As a nonprofit organized under section 501(c)(4) of the tax code, Citizens for Sanity is not required to disclose its donors, which is why groups like it are commonly referred to as dark money groups when they engage in political activity. As CREW has previously noted, one reason that dark money groups may seek to exploit loopholes in electioneering communications rules is because by not reporting the money to the FEC, it’s easier for the groups, who cannot have politics as their primary activity, to avoid scrutiny if they don’t report the expenditures as election-oriented on their tax returns. The IRS’s standards for defining political campaign intervention are broader than the FEC’s in such a way that many electioneering communications could be expected to be considered political activity by the agency. Indeed, a federal judge underscored the political nature of electioneering communications in 2016 by ruling that at a minimum, “many or even most electioneering communications indicate a campaign-related purpose.”

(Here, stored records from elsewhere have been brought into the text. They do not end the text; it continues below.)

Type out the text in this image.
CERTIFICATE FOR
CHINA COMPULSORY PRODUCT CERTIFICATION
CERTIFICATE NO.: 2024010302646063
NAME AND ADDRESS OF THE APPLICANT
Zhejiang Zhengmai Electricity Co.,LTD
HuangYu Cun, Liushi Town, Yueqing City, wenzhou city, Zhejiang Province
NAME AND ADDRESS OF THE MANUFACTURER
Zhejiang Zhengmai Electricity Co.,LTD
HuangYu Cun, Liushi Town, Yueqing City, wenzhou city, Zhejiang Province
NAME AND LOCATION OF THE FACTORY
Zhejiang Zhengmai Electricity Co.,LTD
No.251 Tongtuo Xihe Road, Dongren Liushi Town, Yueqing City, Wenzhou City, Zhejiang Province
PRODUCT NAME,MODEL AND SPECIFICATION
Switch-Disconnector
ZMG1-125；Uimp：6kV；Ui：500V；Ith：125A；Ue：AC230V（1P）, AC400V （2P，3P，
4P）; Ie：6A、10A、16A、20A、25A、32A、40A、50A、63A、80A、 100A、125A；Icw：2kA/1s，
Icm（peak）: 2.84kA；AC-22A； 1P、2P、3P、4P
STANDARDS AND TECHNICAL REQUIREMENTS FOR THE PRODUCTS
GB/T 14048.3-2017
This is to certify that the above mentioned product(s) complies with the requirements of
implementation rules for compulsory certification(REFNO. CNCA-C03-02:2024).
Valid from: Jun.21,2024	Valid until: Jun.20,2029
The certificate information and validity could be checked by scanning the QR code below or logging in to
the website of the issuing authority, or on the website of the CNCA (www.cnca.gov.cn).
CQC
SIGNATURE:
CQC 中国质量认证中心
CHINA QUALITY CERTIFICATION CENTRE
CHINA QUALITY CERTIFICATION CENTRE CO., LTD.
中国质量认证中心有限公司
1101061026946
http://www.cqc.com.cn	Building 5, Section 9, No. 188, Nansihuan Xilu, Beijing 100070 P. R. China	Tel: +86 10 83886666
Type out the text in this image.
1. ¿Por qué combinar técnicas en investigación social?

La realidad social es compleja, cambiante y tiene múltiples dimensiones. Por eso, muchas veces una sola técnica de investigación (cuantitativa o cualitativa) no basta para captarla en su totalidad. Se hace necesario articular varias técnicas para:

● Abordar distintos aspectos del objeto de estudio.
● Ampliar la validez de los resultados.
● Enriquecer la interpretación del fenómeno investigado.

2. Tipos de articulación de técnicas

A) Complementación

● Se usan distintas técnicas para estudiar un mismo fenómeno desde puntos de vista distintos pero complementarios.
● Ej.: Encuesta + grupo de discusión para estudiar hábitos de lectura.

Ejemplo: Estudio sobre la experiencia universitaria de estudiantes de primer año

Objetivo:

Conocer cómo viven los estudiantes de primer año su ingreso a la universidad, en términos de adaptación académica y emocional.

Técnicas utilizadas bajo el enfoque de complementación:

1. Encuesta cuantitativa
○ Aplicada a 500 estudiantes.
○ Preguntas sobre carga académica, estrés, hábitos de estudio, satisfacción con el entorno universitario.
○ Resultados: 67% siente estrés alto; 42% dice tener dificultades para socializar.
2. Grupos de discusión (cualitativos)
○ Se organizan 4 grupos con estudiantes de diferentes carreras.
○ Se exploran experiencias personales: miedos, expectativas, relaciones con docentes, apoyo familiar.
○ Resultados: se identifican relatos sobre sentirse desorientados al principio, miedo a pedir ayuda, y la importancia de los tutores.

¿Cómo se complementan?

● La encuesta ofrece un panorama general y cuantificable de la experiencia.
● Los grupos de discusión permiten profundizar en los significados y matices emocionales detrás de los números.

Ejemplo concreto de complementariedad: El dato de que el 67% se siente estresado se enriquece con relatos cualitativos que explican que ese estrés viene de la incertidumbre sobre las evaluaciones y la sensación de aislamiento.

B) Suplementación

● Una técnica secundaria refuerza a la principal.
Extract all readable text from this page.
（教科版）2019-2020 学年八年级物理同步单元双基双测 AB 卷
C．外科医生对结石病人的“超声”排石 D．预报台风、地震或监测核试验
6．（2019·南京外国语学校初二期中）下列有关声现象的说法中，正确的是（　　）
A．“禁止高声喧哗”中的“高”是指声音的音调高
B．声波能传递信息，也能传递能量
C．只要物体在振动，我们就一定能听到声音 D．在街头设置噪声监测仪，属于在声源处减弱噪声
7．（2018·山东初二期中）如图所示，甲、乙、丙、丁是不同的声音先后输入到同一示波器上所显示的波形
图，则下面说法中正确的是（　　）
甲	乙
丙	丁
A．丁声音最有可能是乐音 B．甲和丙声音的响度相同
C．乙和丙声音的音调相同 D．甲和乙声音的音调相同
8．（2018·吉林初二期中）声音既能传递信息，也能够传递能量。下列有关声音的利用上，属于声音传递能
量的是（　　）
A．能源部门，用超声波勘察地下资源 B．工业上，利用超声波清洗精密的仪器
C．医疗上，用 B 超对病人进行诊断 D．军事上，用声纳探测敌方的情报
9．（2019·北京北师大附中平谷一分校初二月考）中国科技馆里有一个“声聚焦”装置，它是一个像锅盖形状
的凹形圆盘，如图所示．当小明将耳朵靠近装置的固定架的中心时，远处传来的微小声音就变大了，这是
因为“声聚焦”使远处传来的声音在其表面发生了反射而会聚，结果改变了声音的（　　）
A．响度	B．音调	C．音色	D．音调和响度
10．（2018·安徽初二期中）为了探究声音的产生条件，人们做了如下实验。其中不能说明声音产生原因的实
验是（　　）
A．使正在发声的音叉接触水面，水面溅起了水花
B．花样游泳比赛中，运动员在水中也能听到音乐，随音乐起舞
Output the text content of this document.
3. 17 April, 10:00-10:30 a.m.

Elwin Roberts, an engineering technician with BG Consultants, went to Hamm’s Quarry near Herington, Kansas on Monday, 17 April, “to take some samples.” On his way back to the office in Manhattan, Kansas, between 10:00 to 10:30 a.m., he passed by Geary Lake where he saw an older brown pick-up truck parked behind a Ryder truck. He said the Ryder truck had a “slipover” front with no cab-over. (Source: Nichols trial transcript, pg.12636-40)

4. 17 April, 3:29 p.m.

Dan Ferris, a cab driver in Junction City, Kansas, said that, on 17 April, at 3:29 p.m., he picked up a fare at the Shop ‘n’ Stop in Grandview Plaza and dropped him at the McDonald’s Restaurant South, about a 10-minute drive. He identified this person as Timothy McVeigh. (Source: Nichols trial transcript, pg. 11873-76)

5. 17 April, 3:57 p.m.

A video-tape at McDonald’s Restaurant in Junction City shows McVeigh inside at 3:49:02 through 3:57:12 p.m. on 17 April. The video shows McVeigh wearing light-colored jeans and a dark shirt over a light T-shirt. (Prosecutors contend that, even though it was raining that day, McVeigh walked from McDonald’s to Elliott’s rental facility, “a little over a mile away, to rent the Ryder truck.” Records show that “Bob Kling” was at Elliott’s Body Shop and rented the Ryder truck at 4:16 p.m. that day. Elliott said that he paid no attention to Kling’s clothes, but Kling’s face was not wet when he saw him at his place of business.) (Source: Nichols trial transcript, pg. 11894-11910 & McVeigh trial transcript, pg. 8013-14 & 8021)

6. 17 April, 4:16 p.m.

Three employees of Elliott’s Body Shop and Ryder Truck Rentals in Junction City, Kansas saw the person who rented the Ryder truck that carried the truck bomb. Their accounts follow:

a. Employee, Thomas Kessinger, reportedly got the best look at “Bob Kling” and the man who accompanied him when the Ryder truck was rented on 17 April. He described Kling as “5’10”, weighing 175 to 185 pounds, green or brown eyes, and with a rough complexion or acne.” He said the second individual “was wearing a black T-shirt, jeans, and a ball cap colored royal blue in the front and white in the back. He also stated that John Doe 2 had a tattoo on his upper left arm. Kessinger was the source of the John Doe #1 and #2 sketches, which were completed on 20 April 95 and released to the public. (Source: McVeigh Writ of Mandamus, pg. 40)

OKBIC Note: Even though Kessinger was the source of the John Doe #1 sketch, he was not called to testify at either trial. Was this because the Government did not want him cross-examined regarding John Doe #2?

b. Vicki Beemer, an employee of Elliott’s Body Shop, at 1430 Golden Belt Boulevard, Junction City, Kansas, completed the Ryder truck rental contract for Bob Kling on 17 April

Electioneering communications were first defined in 2002 – years before YouTube, Facebook, or Twitter even existed – and the definition has not been updated since to account for the growth of social media and Internet streaming. The digital loophole now represents a huge hole in the FEC’s disclosure requirements as spending on digital political ads has exploded in recent years, totalling $1.6 billion in the 2020 cycle. The fact that if the same exact paid ad ran during both the broadcast of a TV show and a stream of it on a service like Hulu only the former would trigger reporting underscores how out of sync the current law is with how modern political communications operate.
There are efforts to close the digital electioneering communications loophole but they have thus far been stymied. The bipartisan Honest Ads Act would expand the law to include paid Internet or digital communications and was incorporated into the Freedom to Vote Act, but the latter legislation, which also expanded voting rights, was blocked earlier this year by a Republican filibuster. Until some reform is successful, groups like Citizens for Sanity will continue to be able to spend large sums on political ads while exploiting loopholes to avoid disclosure.